Investor’s Business Daily Editorial: Peace for PLA is Big Labor’s Implicit Threat Behind Promotion of Government-Mandated Project Labor Agreements

0 June 15, 2012  Federal Construction, State & Local Construction

An Investor’s Business Daily (IBD) editorial exposes the truth about government-mandated project labor agreements (PLAs) and chronicles political efforts to restrict and impose PLA mandates in California, Virginia, New Hampshire and San Diego on local, state and federal construction projects (“Public Wakes Up To Unions’ PLA Power Play,” 6/14/12).

Enjoy this excelent editorial (my emphasis in bold):

Unions: The push-back against public-sector collective bargaining goes beyond Wisconsin. Project labor agreements, promoted by the Obama administration, are also taking hits.

Want peace? Get a PLA. That’s the implicit argument — or threat — behind project labor agreements.

Until recently, we doubt if many voters outside the building industry were even aware of these union-friendly contracts and their costs. But more people, including San Diego voters, are catching on to them.

Last week, residents of America’s eighth largest city passed not one but two tough measures against unions in the public sector. One, widely reported, is a reform plan that puts most new hires on 401(k)-style retirement plans rather than guaranteed pensions. The other bans the city from requiring PLAs on any of its projects.

The PLA ban drew less attention across the country. But, in its way, it’s even more defiant toward Big Labor and its political allies.

Under Gov. Jerry Brown, California has enacted laws barring state construction funds for cities that ban PLAs. San Diego will now put those laws to the test.

On the other side of the country, PLAs lost a round at the regional airport agency representing Virginia, Maryland and the District of Columbia. Last Wednesday, the Metropolitan Washington Airports Authority voted 11-1 to drop PLA preferences from contracts on the $6 billion second phase of the rail line it’s building from D.C. to Dulles International Airport.

Unions took another hit at the end of May when the Obama administration rescinded a bid solicitation that would have required contractors on a $40 million Job Corps Center in New Hampshire to sign a PLA.

The move came after three contractors protested the PLA requirement to the Government Accountability Office and the GAO indicated that it would find in their favor.
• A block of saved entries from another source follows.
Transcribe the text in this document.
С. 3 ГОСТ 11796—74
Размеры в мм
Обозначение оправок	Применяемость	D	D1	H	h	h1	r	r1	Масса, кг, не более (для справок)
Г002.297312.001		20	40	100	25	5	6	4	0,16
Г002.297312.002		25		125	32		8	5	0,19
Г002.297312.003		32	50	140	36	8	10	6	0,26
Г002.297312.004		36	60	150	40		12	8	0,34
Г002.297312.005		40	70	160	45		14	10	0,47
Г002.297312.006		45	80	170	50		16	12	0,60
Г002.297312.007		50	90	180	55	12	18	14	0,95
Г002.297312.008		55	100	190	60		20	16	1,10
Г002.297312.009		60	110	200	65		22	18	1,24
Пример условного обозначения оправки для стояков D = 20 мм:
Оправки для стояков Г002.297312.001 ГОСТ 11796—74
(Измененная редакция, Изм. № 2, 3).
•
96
PLAs can serve some limited purposes, such as ensuring a steady supply of skilled labor for long-term projects in remote locations.

But most public agencies these days aren’t building dams in the middle of nowhere. Instead, PLAs most often serve as a way to expand unions’ reach well beyond their scanty membership, which comes to just 14% of the construction workforce.
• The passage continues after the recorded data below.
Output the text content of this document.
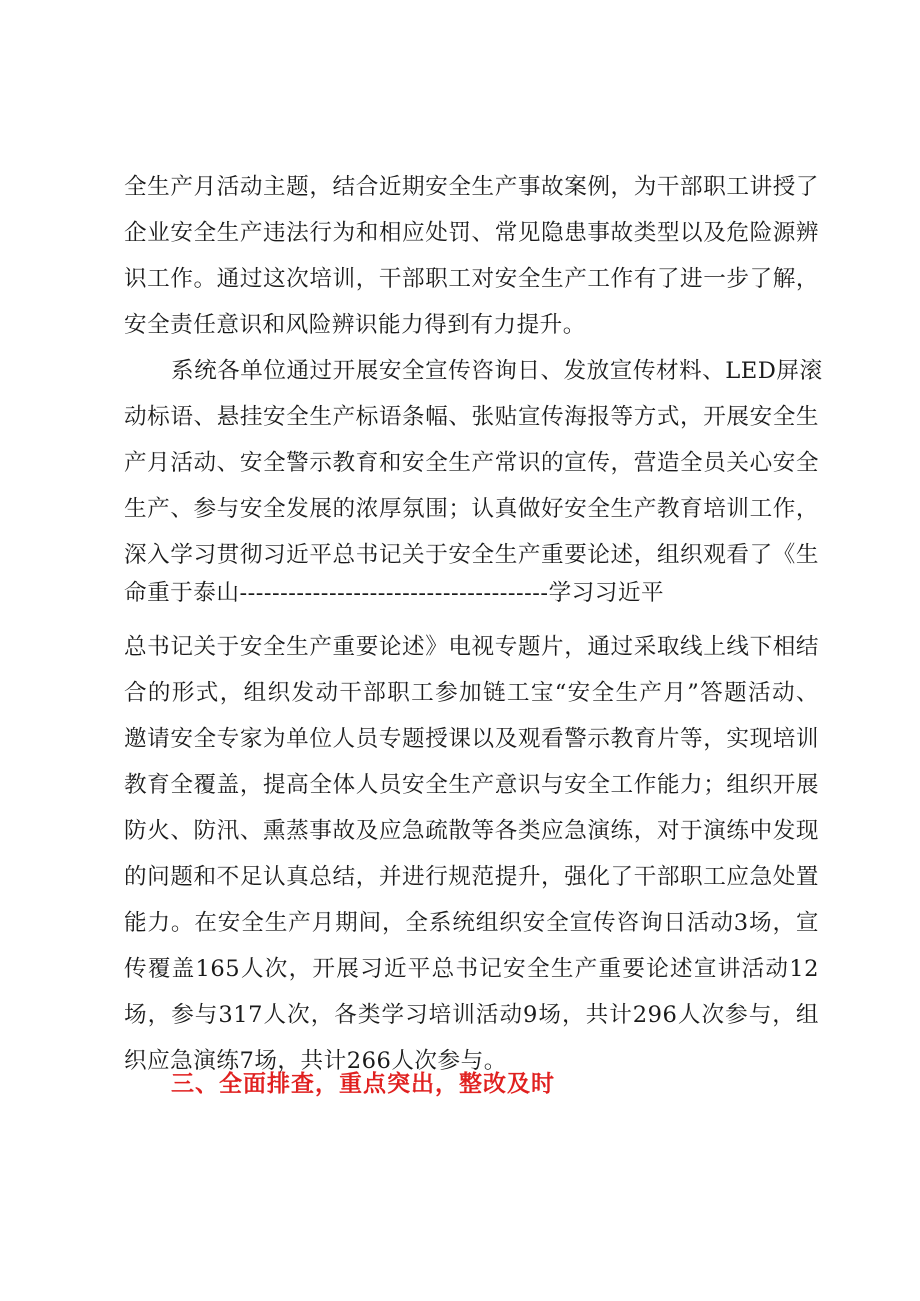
全生产月活动主题，结合近期安全生产事故案例，为干部职工讲授了
企业安全生产违法行为和相应处罚、常见隐患事故类型以及危险源辨
识工作。通过这次培训，干部职工对安全生产工作有了进一步了解，
安全责任意识和风险辨识能力得到有力提升。
系统各单位通过开展安全宣传咨询日、发放宣传材料、LED屏滚
动标语、悬挂安全生产标语条幅、张贴宣传海报等方式，开展安全生
产月活动、安全警示教育和安全生产常识的宣传，营造全员关心安全
生产、参与安全发展的浓厚氛围；认真做好安全生产教育培训工作，
深入学习贯彻习近平总书记关于安全生产重要论述，组织观看了《生
命重于泰山--------------------------------------学习习近平
总书记关于安全生产重要论述》电视专题片，通过采取线上线下相结
合的形式，组织发动干部职工参加链工宝“安全生产月”答题活动、
邀请安全专家为单位人员专题授课以及观看警示教育片等，实现培训
教育全覆盖，提高全体人员安全生产意识与安全工作能力；组织开展
防火、防汛、熏蒸事故及应急疏散等各类应急演练，对于演练中发现
的问题和不足认真总结，并进行规范提升，强化了干部职工应急处置
能力。在安全生产月期间，全系统组织安全宣传咨询日活动3场，宣
传覆盖165人次，开展习近平总书记安全生产重要论述宣讲活动12
场，参与317人次，各类学习培训活动9场，共计296人次参与，组
织应急演练7场，共计266人次参与。
三、全面排查，重点突出，整改及时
By law, PLAs on government projects can’t bar non-union workers and contractors, but the workers are channeled through union hiring halls.
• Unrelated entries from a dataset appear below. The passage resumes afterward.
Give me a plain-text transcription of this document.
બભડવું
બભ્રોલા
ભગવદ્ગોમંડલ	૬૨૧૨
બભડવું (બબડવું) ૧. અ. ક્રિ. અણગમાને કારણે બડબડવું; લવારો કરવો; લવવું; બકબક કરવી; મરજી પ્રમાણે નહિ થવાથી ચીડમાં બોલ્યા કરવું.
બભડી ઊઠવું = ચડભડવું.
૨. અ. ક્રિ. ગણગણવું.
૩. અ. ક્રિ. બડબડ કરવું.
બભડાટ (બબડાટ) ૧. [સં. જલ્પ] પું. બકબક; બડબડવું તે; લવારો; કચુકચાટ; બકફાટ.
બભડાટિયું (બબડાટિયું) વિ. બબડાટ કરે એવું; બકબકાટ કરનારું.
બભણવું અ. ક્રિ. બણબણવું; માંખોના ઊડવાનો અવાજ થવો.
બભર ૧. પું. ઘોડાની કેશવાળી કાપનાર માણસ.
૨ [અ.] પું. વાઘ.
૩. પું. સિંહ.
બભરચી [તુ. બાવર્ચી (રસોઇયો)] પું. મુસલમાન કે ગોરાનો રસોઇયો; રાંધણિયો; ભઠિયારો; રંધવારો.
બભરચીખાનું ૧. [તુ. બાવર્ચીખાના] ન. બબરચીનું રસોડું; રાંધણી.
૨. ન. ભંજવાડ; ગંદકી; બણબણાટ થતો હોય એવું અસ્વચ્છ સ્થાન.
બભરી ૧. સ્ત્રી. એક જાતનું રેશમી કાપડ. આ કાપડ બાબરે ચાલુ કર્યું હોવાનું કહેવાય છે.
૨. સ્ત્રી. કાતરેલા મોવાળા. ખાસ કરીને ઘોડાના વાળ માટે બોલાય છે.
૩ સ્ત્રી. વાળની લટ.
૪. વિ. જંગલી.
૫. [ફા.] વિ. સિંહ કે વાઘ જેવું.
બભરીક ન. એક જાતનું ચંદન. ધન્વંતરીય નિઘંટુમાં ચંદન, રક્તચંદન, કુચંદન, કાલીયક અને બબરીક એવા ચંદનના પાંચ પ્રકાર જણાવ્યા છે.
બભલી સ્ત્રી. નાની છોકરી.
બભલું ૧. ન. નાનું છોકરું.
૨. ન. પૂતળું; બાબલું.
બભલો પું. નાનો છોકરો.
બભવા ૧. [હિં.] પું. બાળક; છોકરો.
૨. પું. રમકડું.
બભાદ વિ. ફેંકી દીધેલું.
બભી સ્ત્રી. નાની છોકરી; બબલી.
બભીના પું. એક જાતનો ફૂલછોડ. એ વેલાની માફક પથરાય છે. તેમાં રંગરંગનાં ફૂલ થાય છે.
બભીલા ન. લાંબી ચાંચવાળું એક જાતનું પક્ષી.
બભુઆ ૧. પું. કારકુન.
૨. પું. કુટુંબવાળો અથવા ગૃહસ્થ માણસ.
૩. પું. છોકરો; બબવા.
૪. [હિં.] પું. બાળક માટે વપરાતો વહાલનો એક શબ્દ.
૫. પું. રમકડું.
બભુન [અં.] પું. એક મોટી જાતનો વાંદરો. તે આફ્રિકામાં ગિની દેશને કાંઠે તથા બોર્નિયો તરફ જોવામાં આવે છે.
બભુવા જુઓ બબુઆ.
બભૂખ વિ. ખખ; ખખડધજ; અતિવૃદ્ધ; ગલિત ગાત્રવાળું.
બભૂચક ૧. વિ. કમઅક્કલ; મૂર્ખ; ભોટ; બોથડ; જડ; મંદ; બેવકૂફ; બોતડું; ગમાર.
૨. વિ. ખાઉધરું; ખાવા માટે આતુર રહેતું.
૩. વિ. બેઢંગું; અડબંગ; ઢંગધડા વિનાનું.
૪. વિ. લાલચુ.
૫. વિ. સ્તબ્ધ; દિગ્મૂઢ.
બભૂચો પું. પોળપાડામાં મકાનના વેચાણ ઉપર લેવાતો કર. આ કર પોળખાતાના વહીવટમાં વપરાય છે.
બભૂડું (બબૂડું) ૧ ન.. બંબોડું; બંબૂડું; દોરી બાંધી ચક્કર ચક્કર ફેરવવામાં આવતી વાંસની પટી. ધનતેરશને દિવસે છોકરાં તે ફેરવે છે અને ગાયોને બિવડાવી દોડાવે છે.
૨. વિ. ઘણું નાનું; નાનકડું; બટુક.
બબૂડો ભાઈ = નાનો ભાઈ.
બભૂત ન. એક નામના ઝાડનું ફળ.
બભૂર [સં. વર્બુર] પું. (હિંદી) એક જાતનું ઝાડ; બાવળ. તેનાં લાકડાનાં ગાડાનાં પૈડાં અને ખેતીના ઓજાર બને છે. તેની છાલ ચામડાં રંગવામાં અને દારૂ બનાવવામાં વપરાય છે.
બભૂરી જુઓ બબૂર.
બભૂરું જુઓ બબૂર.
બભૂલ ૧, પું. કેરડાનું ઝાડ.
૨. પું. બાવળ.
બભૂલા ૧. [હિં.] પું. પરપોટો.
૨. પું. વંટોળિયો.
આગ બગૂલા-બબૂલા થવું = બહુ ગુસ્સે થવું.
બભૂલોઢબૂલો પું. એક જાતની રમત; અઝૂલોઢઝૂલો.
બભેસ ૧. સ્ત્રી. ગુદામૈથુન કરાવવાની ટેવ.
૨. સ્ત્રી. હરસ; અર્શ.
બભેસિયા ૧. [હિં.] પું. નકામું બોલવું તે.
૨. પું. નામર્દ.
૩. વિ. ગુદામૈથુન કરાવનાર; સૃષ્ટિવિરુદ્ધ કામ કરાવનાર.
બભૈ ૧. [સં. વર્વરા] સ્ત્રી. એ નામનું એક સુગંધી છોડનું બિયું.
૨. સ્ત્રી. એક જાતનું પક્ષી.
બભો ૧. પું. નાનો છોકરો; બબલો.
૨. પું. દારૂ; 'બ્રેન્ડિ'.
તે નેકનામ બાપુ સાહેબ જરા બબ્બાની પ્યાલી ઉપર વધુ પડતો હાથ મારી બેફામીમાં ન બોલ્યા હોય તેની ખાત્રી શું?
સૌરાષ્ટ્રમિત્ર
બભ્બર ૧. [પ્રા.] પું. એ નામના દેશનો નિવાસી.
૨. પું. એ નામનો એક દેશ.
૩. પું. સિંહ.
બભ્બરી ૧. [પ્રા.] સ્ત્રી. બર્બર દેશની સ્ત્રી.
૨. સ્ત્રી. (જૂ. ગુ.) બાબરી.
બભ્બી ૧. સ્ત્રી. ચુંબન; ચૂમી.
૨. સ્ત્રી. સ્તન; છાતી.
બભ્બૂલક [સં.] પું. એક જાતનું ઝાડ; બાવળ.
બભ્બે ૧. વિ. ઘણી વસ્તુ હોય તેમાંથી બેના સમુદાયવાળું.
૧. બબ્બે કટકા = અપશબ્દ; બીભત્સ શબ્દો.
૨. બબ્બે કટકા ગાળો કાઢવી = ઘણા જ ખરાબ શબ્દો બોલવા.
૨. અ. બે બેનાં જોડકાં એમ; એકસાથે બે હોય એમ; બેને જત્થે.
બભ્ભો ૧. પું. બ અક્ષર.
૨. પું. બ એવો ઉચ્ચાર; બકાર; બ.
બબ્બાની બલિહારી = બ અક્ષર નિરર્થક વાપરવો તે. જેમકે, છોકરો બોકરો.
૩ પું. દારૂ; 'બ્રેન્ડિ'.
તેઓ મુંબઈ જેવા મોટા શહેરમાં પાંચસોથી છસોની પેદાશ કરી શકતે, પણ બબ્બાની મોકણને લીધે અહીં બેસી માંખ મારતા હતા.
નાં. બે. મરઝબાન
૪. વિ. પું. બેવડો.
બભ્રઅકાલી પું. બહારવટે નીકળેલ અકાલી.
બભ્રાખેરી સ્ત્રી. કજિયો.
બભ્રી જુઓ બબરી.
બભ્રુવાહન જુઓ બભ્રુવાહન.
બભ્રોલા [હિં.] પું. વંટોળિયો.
Workers on a PLA-governed project typically need to pay union dues, even if they are not members. Their employers have to contribute to union pensions and health plans, which are closed to the workers unless they join the union. Contractors are forced to adopt inefficient union work rules and job classifications.

Unions get all this in return for promising not to strike. Peace at this price can be costly to the taxpayer.

Even the Obama administration has admitted this.

Its own Veterans Affairs Department ordered a study of PLAs in 2009 and found that in three of five metro areas surveyed the agreements would raise project costs by as much as 9%. PLAs were found to be closer to cost-neutral in heavily unionized areas, but even here they’d save money only in a poor economy.

Project labor agreements on government projects are technically private-sector deals, signed between contractors and unions.

But when tax money funds the projects and governments require PLAs for contractors to bid, they’re really just a backdoor form of public-sector collective bargaining — and another way that unions exploit their political power to get into taxpayers’ pockets.

So it’s good to see some signs of rising awareness about PLAs. With awareness comes skepticism, and with skepticism will come more votes like San Diego’s.

IBD editorial board, thanks for raising awareness about government-mandated PLAs.

Now it is time for readers to raise skepticism and promote fair and open competition on taxpayer-funded construction projects.